The research for a cure focuses on two main approaches: cell-replacement therapy and an artificial pancreas. The problem with cell-replacement therapy is that regardless of how many new beta cells are added, the immune system of a person with type 1 diabetes would still attack and kill them. However, the Juvenile Diabetes Research Foundation has partnered with a company that may have overcome this obstacle. In November 2014, San Diego–based ViaCyte, Inc., a regenerative medicine company, began experimental treatments at University of California San Diego using its proprietary encapsulated cell-replacement therapy.
McParland likens ViaCyte’s encapsulation device to shark-proof cages used by underwater photographers.
“If the photographer is in that cage, he can take photos but the sharks can’t get to him.” Similarly, the encapsulation device is designed to contain insulin-producing beta cells and allow the insulin to be released into the body, all while protecting the beta cells from the body’s immune system. “It’s a pretty revolutionary concept that has been on the drawing board for a long time and now, for the first time, is being tested on people.”
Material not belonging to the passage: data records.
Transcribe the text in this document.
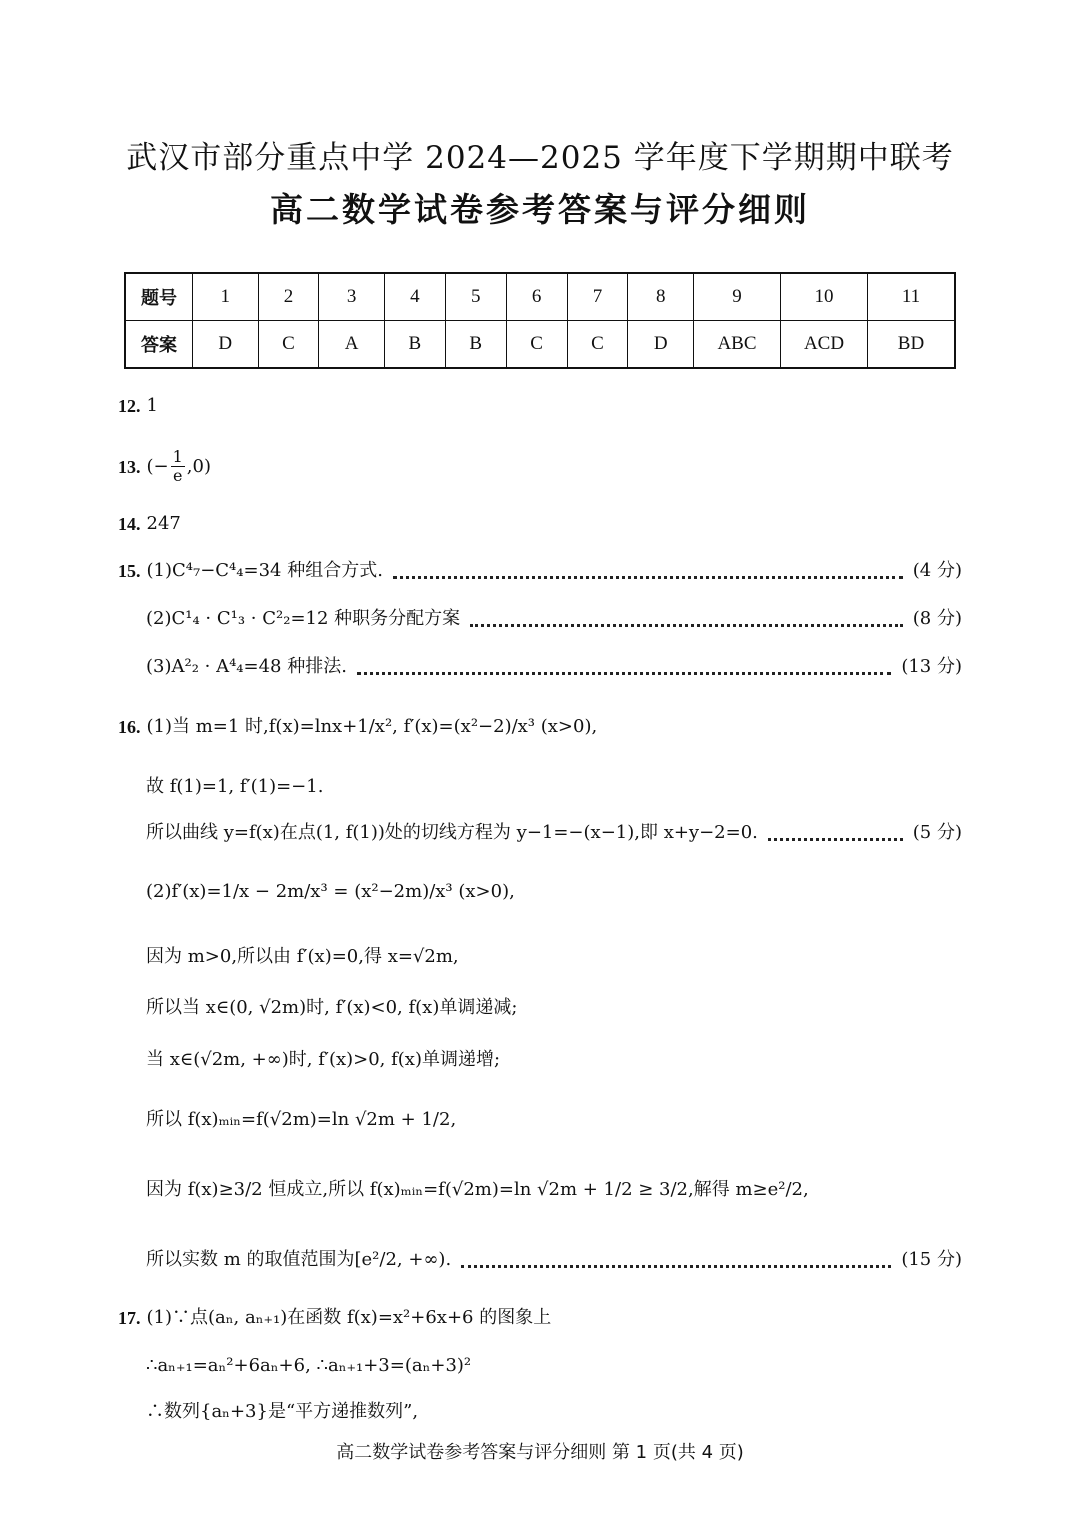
武汉市部分重点中学 2024—2025 学年度下学期期中联考
高二数学试卷参考答案与评分细则
题号	1	2	3	4	5	6	7	8	9	10	11
答案	D	C	A	B	B	C	C	D	ABC	ACD	BD
12. 1
13. (− $\frac{1}{e} ,0$)
14. 247
15. (1)C⁴₇−C⁴₄=34 种组合方式.	(4 分)
(2)C¹₄ · C¹₃ · C²₂=12 种职务分配方案	(8 分)
(3)A²₂ · A⁴₄=48 种排法.	(13 分)
16. (1)当 m=1 时,f(x)=lnx+1/x², f′(x)=(x²−2)/x³ (x>0),
故 f(1)=1, f′(1)=−1.
所以曲线 y=f(x)在点(1, f(1))处的切线方程为 y−1=−(x−1),即 x+y−2=0.	(5 分)
(2)f′(x)=1/x − 2m/x³ = (x²−2m)/x³ (x>0),
因为 m>0,所以由 f′(x)=0,得 x=√2m,
所以当 x∈(0, √2m)时, f′(x)<0, f(x)单调递减;
当 x∈(√2m, +∞)时, f′(x)>0, f(x)单调递增;
所以 f(x)ₘᵢₙ=f(√2m)=ln √2m + 1/2,
因为 f(x)≥3/2 恒成立,所以 f(x)ₘᵢₙ=f(√2m)=ln √2m + 1/2 ≥ 3/2,解得 m≥e²/2,
所以实数 m 的取值范围为[e²/2, +∞).	(15 分)
17. (1)∵点(aₙ, aₙ₊₁)在函数 f(x)=x²+6x+6 的图象上
∴aₙ₊₁=aₙ²+6aₙ+6, ∴aₙ₊₁+3=(aₙ+3)²
∴数列{aₙ+3}是“平方递推数列”,
高二数学试卷参考答案与评分细则 第 1 页(共 4 页)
Pierce and Calabrese do their best to keep up with the advances toward a cure. In the meantime, they, along with every other person whose life has been affected by type 1 diabetes, want people to understand not only the severity of the disease, but how different it is from type 2.
“There is so much confusion out there,” says Calabrese. “My son didn’t develop this because we fed him Twinkies and Coke. And he may look like any healthy kid, but if he gets too much insulin, he could pass out or have a seizure or die.”
Sage Pierce wants other parents to realize that any child can contract this disease.
“This can hit anytime, and we don’t know what causes it,” she says. “We don’t have any type 1 in the family, but we have Parkinson’s and arthritis. Some people say it’s environmental. There are all these theories and not one reason. If you study up, you’ll see that in the past couple of years, more and more Caucasians are being diagnosed with type 1. What if it’s something from plastics or something in our food? Who knows? You hope that none of your friends’ kids get it, but in the back of your mind, you know if it happened to your son, it can happen to anyone.”